Sumana Sharma



Sumana Sharma




5 mins


Lilkapur, as any other small town in India, had woken up with a rush. Vegetable vendors and spice sellers were seen prepping for a comfortable place on the roadside, while the men of the families were leaving their homes hurriedly, in an attempt to get their hands on fresh meat for their Sunday brunch.

A middle-aged man, probably in his forties, was seen leaving his home with a worn-out sling bag on his shoulders, climbing the rugged road that leads away from the town and into the hills. He wore a dirty white striped shirt, the tops two buttons have fallen, giving a sneak peek into the white-turned-brownish Banyan (vest) inside.


Apparently, Anand being the small-time mechanic and full-time alcoholic he was, had not enough money to fend himself a decent meal for the day. As such, he was on his way into the jungle outskirts of Lilkapur to hunt down a couple of wild hens to go with the bottle of cheap liquor he saved for the night.

Wild hens are tough to catch. They have this incredible flight technique for refuge in tall trees and dense bushes, to stay out predators' sight. As Anand stealthily walked into the canopy of JAMUN (Indian Blackberry) and Teak Trees, he could hear the forest lazying along with the soft rays of the sun. The occasional chirping of the Myna and the Magpie Robins assured him of no imminent danger, and thus he went on humming to himself on the tunes of the old Lata Mangeshkar song, "Lag Jaa Gale...Ki Phir ye..hmmm hmmm".

The gush of water trickling between the stones greeted his ears, as he sighted the brook in front of him. On the other bank of the brook starts the denser forest area, the central region of Lilkapur Jungle. Tired from the long, bare feet walk on the path with broken pebbles poking his feet, Anand decided to sit down on a boulder of rock beside the stream.

It was a futile search. Hours of search and sight of wild hens and running behind them brought no result, and Anand couldn't even catch one hen, let alone two. The sun was at its peak, and Anand could feel his back itching from all the sweat.

He buttoned down his shirt and opened it, and got down from the boulder to drink some water. Just as he was cupping his hands to drink, he could feel a pair of eyes boring into him.

Someone was here.

Or Something.

Scared to move, Anand sat crouching beside the river without moving an inch. If there was some animal on the other side, it wouldn't take a minute for it to jump towards his. And if there was anything behind him, well, let's not go there.

After waiting for a long 15 minutes, and they were as long as it could ever be, Anand slowly got up. Tiptoeing one foot in front of the other, he reached into his sling bag and was about to pull his Iron Dagger out when the leaves in the bush ahead of him moved violently.
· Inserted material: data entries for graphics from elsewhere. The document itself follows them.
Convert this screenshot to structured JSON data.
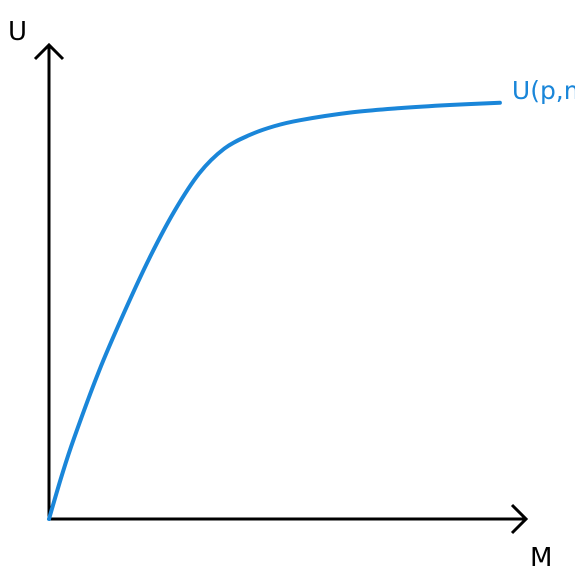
{
  "chart_data": {
    "type": "line",
    "title": "",
    "xlabel": "M",
    "ylabel": "U",
    "xlim": [
      0,
      10
    ],
    "ylim": [
      0,
      10
    ],
    "grid": false,
    "ticks": false,
    "series": [
      {
        "name": "U(p,m)",
        "color": "#1a86d9",
        "x": [
          0,
          0.25,
          0.5,
          1.0,
          1.5,
          2.0,
          2.5,
          3.0,
          3.5,
          4.0,
          4.5,
          5.0,
          6.0,
          7.0,
          8.0,
          9.0
        ],
        "y": [
          0,
          0.95,
          1.8,
          3.3,
          4.6,
          5.8,
          6.85,
          7.7,
          8.25,
          8.55,
          8.75,
          8.88,
          9.05,
          9.15,
          9.22,
          9.27
        ]
      }
    ],
    "colors": {
      "axis": "#000000",
      "curve": "#1a86d9"
    }
  }
}
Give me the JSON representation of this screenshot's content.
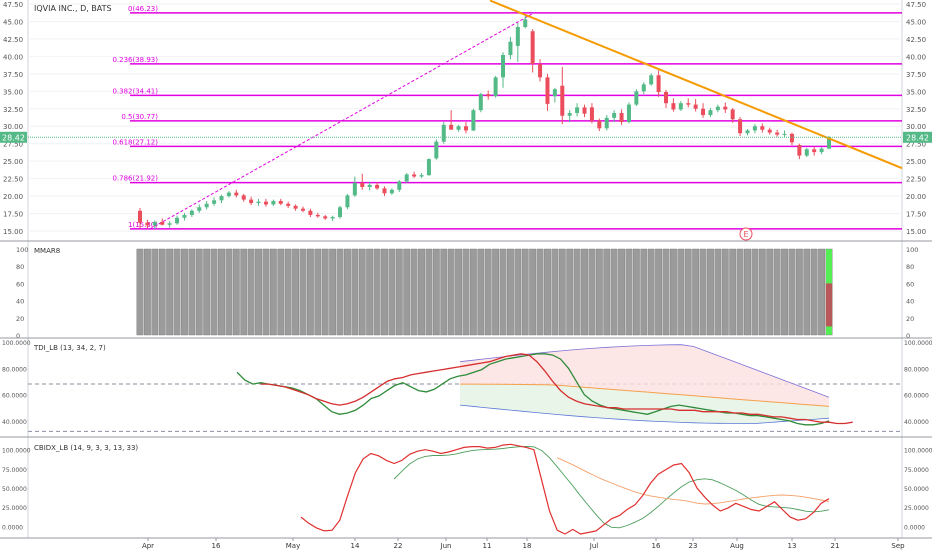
{
  "header": {
    "symbol_title": "IQVIA INC., D, BATS"
  },
  "price_panel": {
    "last_price_label": "28.42",
    "earnings_marker": "E",
    "y_ticks": [
      "15.00",
      "17.50",
      "20.00",
      "22.50",
      "25.00",
      "27.50",
      "30.00",
      "32.50",
      "35.00",
      "37.50",
      "40.00",
      "42.50",
      "45.00",
      "47.50"
    ]
  },
  "fib_levels": [
    {
      "label": "0(46.23)",
      "value": 46.23
    },
    {
      "label": "0.236(38.93)",
      "value": 38.93
    },
    {
      "label": "0.382(34.41)",
      "value": 34.41
    },
    {
      "label": "0.5(30.77)",
      "value": 30.77
    },
    {
      "label": "0.618(27.12)",
      "value": 27.12
    },
    {
      "label": "0.786(21.92)",
      "value": 21.92
    },
    {
      "label": "1(15.30)",
      "value": 15.3
    }
  ],
  "indicators": {
    "mmar": {
      "title": "MMAR8",
      "y_ticks": [
        "0",
        "20",
        "40",
        "60",
        "80",
        "100"
      ]
    },
    "tdi": {
      "title": "TDI_LB (13, 34, 2, 7)",
      "y_ticks": [
        "40.0000",
        "60.0000",
        "80.0000",
        "100.0000"
      ]
    },
    "cbidx": {
      "title": "CBIDX_LB (14, 9, 3, 3, 13, 33)",
      "y_ticks": [
        "0.0000",
        "25.0000",
        "50.0000",
        "75.0000",
        "100.0000"
      ]
    }
  },
  "x_axis": {
    "labels": [
      "Apr",
      "16",
      "May",
      "14",
      "22",
      "Jun",
      "11",
      "18",
      "Jul",
      "16",
      "23",
      "Aug",
      "13",
      "21",
      "Sep"
    ]
  },
  "colors": {
    "up": "#53b987",
    "down": "#eb4d5c",
    "fib": "#e100e1",
    "trendline": "#f59b00",
    "mmar_bar": "#9b9b9b",
    "mmar_green": "#55ee55",
    "mmar_red": "#b85858"
  },
  "chart_data": {
    "type": "candlestick",
    "title": "IQVIA INC., D, BATS",
    "ylim": [
      14.0,
      47.5
    ],
    "last_price": 28.42,
    "trendline": {
      "from_price": 48.0,
      "to_price": 24.0
    },
    "candles": [
      {
        "o": 17.9,
        "h": 18.3,
        "l": 15.4,
        "c": 16.2
      },
      {
        "o": 16.2,
        "h": 16.6,
        "l": 15.4,
        "c": 15.8
      },
      {
        "o": 15.8,
        "h": 16.5,
        "l": 15.3,
        "c": 16.3
      },
      {
        "o": 16.3,
        "h": 16.8,
        "l": 15.8,
        "c": 15.9
      },
      {
        "o": 15.9,
        "h": 16.4,
        "l": 15.5,
        "c": 16.1
      },
      {
        "o": 16.1,
        "h": 17.2,
        "l": 15.9,
        "c": 16.9
      },
      {
        "o": 16.9,
        "h": 17.6,
        "l": 16.5,
        "c": 17.3
      },
      {
        "o": 17.3,
        "h": 18.1,
        "l": 17.0,
        "c": 17.9
      },
      {
        "o": 17.9,
        "h": 18.8,
        "l": 17.6,
        "c": 18.4
      },
      {
        "o": 18.4,
        "h": 19.3,
        "l": 18.1,
        "c": 18.9
      },
      {
        "o": 18.9,
        "h": 19.8,
        "l": 18.6,
        "c": 19.4
      },
      {
        "o": 19.4,
        "h": 20.2,
        "l": 19.0,
        "c": 20.0
      },
      {
        "o": 20.0,
        "h": 20.7,
        "l": 19.8,
        "c": 20.5
      },
      {
        "o": 20.5,
        "h": 20.9,
        "l": 19.8,
        "c": 20.1
      },
      {
        "o": 20.1,
        "h": 20.3,
        "l": 19.2,
        "c": 19.5
      },
      {
        "o": 19.5,
        "h": 19.9,
        "l": 18.7,
        "c": 19.0
      },
      {
        "o": 19.0,
        "h": 19.6,
        "l": 18.6,
        "c": 19.2
      },
      {
        "o": 19.2,
        "h": 19.6,
        "l": 18.5,
        "c": 18.8
      },
      {
        "o": 18.8,
        "h": 19.5,
        "l": 18.6,
        "c": 19.3
      },
      {
        "o": 19.3,
        "h": 19.6,
        "l": 18.7,
        "c": 18.9
      },
      {
        "o": 18.9,
        "h": 19.2,
        "l": 18.3,
        "c": 18.6
      },
      {
        "o": 18.6,
        "h": 18.8,
        "l": 17.9,
        "c": 18.2
      },
      {
        "o": 18.2,
        "h": 18.5,
        "l": 17.7,
        "c": 17.9
      },
      {
        "o": 17.9,
        "h": 18.2,
        "l": 17.0,
        "c": 17.3
      },
      {
        "o": 17.3,
        "h": 17.6,
        "l": 16.9,
        "c": 17.1
      },
      {
        "o": 17.1,
        "h": 17.3,
        "l": 16.6,
        "c": 16.8
      },
      {
        "o": 16.8,
        "h": 17.2,
        "l": 16.4,
        "c": 17.0
      },
      {
        "o": 17.0,
        "h": 18.6,
        "l": 16.8,
        "c": 18.4
      },
      {
        "o": 18.4,
        "h": 20.3,
        "l": 18.1,
        "c": 20.1
      },
      {
        "o": 20.1,
        "h": 22.8,
        "l": 19.9,
        "c": 21.9
      },
      {
        "o": 21.9,
        "h": 23.2,
        "l": 20.9,
        "c": 21.3
      },
      {
        "o": 21.3,
        "h": 22.0,
        "l": 20.8,
        "c": 21.6
      },
      {
        "o": 21.6,
        "h": 22.0,
        "l": 20.9,
        "c": 21.1
      },
      {
        "o": 21.1,
        "h": 21.4,
        "l": 20.0,
        "c": 20.4
      },
      {
        "o": 20.4,
        "h": 21.1,
        "l": 20.2,
        "c": 20.9
      },
      {
        "o": 20.9,
        "h": 22.3,
        "l": 20.6,
        "c": 22.1
      },
      {
        "o": 22.1,
        "h": 23.3,
        "l": 21.9,
        "c": 23.1
      },
      {
        "o": 23.1,
        "h": 23.5,
        "l": 22.6,
        "c": 22.8
      },
      {
        "o": 22.8,
        "h": 23.3,
        "l": 22.6,
        "c": 23.0
      },
      {
        "o": 23.0,
        "h": 25.4,
        "l": 22.9,
        "c": 25.3
      },
      {
        "o": 25.4,
        "h": 28.1,
        "l": 25.2,
        "c": 27.8
      },
      {
        "o": 27.8,
        "h": 30.6,
        "l": 27.5,
        "c": 30.2
      },
      {
        "o": 30.2,
        "h": 32.3,
        "l": 29.8,
        "c": 29.5
      },
      {
        "o": 29.5,
        "h": 30.2,
        "l": 29.2,
        "c": 30.0
      },
      {
        "o": 30.0,
        "h": 30.6,
        "l": 29.0,
        "c": 29.4
      },
      {
        "o": 29.4,
        "h": 32.5,
        "l": 29.3,
        "c": 32.3
      },
      {
        "o": 32.3,
        "h": 34.8,
        "l": 32.0,
        "c": 34.6
      },
      {
        "o": 34.6,
        "h": 35.1,
        "l": 33.8,
        "c": 34.3
      },
      {
        "o": 34.3,
        "h": 37.2,
        "l": 34.1,
        "c": 37.0
      },
      {
        "o": 37.0,
        "h": 40.6,
        "l": 35.5,
        "c": 40.2
      },
      {
        "o": 40.2,
        "h": 42.8,
        "l": 39.6,
        "c": 42.1
      },
      {
        "o": 41.5,
        "h": 44.8,
        "l": 39.2,
        "c": 44.2
      },
      {
        "o": 44.2,
        "h": 45.8,
        "l": 44.0,
        "c": 45.3
      },
      {
        "o": 43.6,
        "h": 43.9,
        "l": 37.7,
        "c": 38.9
      },
      {
        "o": 38.9,
        "h": 39.6,
        "l": 36.4,
        "c": 37.0
      },
      {
        "o": 37.0,
        "h": 37.5,
        "l": 32.2,
        "c": 33.2
      },
      {
        "o": 34.3,
        "h": 35.5,
        "l": 33.4,
        "c": 35.3
      },
      {
        "o": 35.8,
        "h": 38.5,
        "l": 30.3,
        "c": 31.5
      },
      {
        "o": 31.5,
        "h": 32.3,
        "l": 30.6,
        "c": 31.9
      },
      {
        "o": 31.9,
        "h": 33.3,
        "l": 31.4,
        "c": 32.7
      },
      {
        "o": 32.7,
        "h": 33.1,
        "l": 31.3,
        "c": 31.8
      },
      {
        "o": 32.7,
        "h": 33.3,
        "l": 30.4,
        "c": 30.8
      },
      {
        "o": 30.8,
        "h": 31.1,
        "l": 29.3,
        "c": 29.7
      },
      {
        "o": 29.7,
        "h": 31.6,
        "l": 29.4,
        "c": 31.2
      },
      {
        "o": 31.2,
        "h": 32.3,
        "l": 30.6,
        "c": 31.9
      },
      {
        "o": 31.9,
        "h": 32.4,
        "l": 30.2,
        "c": 30.6
      },
      {
        "o": 30.6,
        "h": 33.4,
        "l": 30.4,
        "c": 33.1
      },
      {
        "o": 33.1,
        "h": 35.3,
        "l": 32.9,
        "c": 35.0
      },
      {
        "o": 35.0,
        "h": 36.3,
        "l": 34.6,
        "c": 36.0
      },
      {
        "o": 36.0,
        "h": 37.6,
        "l": 35.8,
        "c": 37.3
      },
      {
        "o": 37.3,
        "h": 38.0,
        "l": 34.2,
        "c": 34.9
      },
      {
        "o": 34.9,
        "h": 35.2,
        "l": 32.6,
        "c": 33.3
      },
      {
        "o": 33.3,
        "h": 34.0,
        "l": 32.1,
        "c": 32.4
      },
      {
        "o": 32.4,
        "h": 33.6,
        "l": 32.2,
        "c": 33.3
      },
      {
        "o": 33.3,
        "h": 34.0,
        "l": 32.7,
        "c": 33.1
      },
      {
        "o": 33.1,
        "h": 33.9,
        "l": 32.1,
        "c": 32.5
      },
      {
        "o": 32.5,
        "h": 33.3,
        "l": 31.2,
        "c": 31.6
      },
      {
        "o": 31.6,
        "h": 32.6,
        "l": 31.3,
        "c": 32.3
      },
      {
        "o": 32.3,
        "h": 33.1,
        "l": 32.0,
        "c": 32.8
      },
      {
        "o": 32.8,
        "h": 33.4,
        "l": 31.9,
        "c": 32.4
      },
      {
        "o": 32.4,
        "h": 32.6,
        "l": 30.5,
        "c": 31.0
      },
      {
        "o": 31.0,
        "h": 31.3,
        "l": 28.6,
        "c": 29.0
      },
      {
        "o": 29.0,
        "h": 29.6,
        "l": 28.7,
        "c": 29.4
      },
      {
        "o": 29.4,
        "h": 30.3,
        "l": 29.0,
        "c": 30.0
      },
      {
        "o": 30.0,
        "h": 30.4,
        "l": 29.1,
        "c": 29.5
      },
      {
        "o": 29.5,
        "h": 29.8,
        "l": 28.8,
        "c": 29.1
      },
      {
        "o": 29.1,
        "h": 29.5,
        "l": 28.5,
        "c": 28.8
      },
      {
        "o": 28.8,
        "h": 29.4,
        "l": 28.4,
        "c": 28.9
      },
      {
        "o": 28.9,
        "h": 29.1,
        "l": 27.3,
        "c": 27.7
      },
      {
        "o": 27.3,
        "h": 27.5,
        "l": 25.3,
        "c": 25.8
      },
      {
        "o": 25.8,
        "h": 26.9,
        "l": 25.6,
        "c": 26.7
      },
      {
        "o": 26.7,
        "h": 27.1,
        "l": 25.8,
        "c": 26.3
      },
      {
        "o": 26.3,
        "h": 27.0,
        "l": 26.0,
        "c": 26.8
      },
      {
        "o": 26.8,
        "h": 28.6,
        "l": 26.7,
        "c": 28.42
      }
    ],
    "mmar8": {
      "ylim": [
        0,
        100
      ]
    },
    "tdi": {
      "ylim": [
        30,
        100
      ],
      "green": [
        77,
        71,
        68,
        69,
        68,
        67,
        66,
        65,
        63,
        60,
        57,
        52,
        47,
        45,
        46,
        48,
        52,
        57,
        59,
        63,
        67,
        69,
        66,
        63,
        62,
        64,
        68,
        72,
        74,
        75,
        77,
        79,
        83,
        85,
        87,
        88,
        89,
        90,
        91,
        91,
        90,
        87,
        80,
        70,
        60,
        55,
        52,
        50,
        49,
        48,
        47,
        46,
        45,
        47,
        49,
        51,
        52,
        51,
        50,
        49,
        48,
        47,
        46,
        46,
        45,
        44,
        44,
        43,
        42,
        41,
        40,
        38,
        37,
        37,
        38,
        40
      ],
      "red": [
        68,
        68,
        67,
        66,
        64,
        62,
        60,
        57,
        55,
        53,
        52,
        53,
        55,
        58,
        62,
        66,
        70,
        72,
        73,
        75,
        76,
        77,
        78,
        79,
        80,
        81,
        82,
        83,
        84,
        85,
        87,
        89,
        90,
        91,
        90,
        85,
        78,
        70,
        63,
        58,
        55,
        53,
        52,
        51,
        50,
        50,
        49,
        49,
        49,
        49,
        49,
        49,
        49,
        48,
        48,
        48,
        47,
        47,
        47,
        47,
        46,
        46,
        45,
        45,
        44,
        43,
        43,
        42,
        41,
        41,
        40,
        39,
        39,
        38,
        38,
        39
      ]
    },
    "cbidx": {
      "ylim": [
        -10,
        110
      ],
      "red": [
        12,
        4,
        -2,
        -6,
        -5,
        8,
        40,
        70,
        88,
        95,
        92,
        86,
        82,
        86,
        94,
        98,
        100,
        98,
        95,
        97,
        100,
        103,
        104,
        104,
        102,
        103,
        106,
        107,
        105,
        103,
        100,
        60,
        20,
        -5,
        -10,
        -4,
        -10,
        -8,
        -6,
        2,
        10,
        14,
        22,
        28,
        40,
        56,
        68,
        74,
        80,
        82,
        70,
        50,
        38,
        28,
        20,
        24,
        30,
        26,
        22,
        20,
        26,
        32,
        22,
        12,
        8,
        10,
        18,
        30,
        36
      ]
    }
  }
}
Out stepped the most magnificent animal he had ever seen. And the most dangerous.


Anyone could identify him. With a scar running down his left eye, Bagheera was a Full-grown male tiger lurking in the shadows of the forest with a limp in his hind leg. But even an injury like that couldn't turn him into a man-eater. He was slow but quiet, and sometimes you would hear about him dragging away a cow or two while the villagers took them out to graze in the open space after the annual winter fire.

Anand let his guard down a bit after he noticed patches of blood on Bagheera's teeth and whiskers, and also on his paws. It meant that he has had his fill and wasn't looking for a prey anytime soon. But predicting a predator's mood isn't easy. Therefore, Anand waited, unmoved, all the while keeping eye contact with Bagheera, waiting for him to go away.

After a few minutes, and God knows how much, Bagheera slowly retraced his steps, turned his back on Anand, and moved away into the bushes.

"Phewww!", Anand let out a sigh of relief. He still remembered the day when he was young and ruthless and had hunted down a female tiger in front of her cubs that were hardly over one month old; to display his strength and manhood to those around him. It was only after his mother died that he fell under the remorse of what he'd done, and had stopped coming into the jungle unless necessary.

Putting such thoughts aside and getting a hold of the movements around him, Anand was sure that Bagheera had left. Sensing no other danger nearby, and no hens for his dinner, Anand let out another sigh and started walking back towards the open end of the forest.

It took just a split second for him to hear the terrifying roar behind him, and a slicing pain in his neck.

Bagheera stood over the lifeless body in front of him, as he watched fresh blood trickling from the neck of the thing that killed his mother.


"Good Afternoon, this is LKP news. Today, the head constable of Brirudh Police Station, Lilkapur was found dead in his verandah. His body has been mercilessly mauled by a wild animal, and the patterns are identical to the previous 20 animal killings, all pointing to one suspect, Bagheera the man-eater. It is advised for all to keep themselves secure in their houses and refrain from leaving their gates open after dark."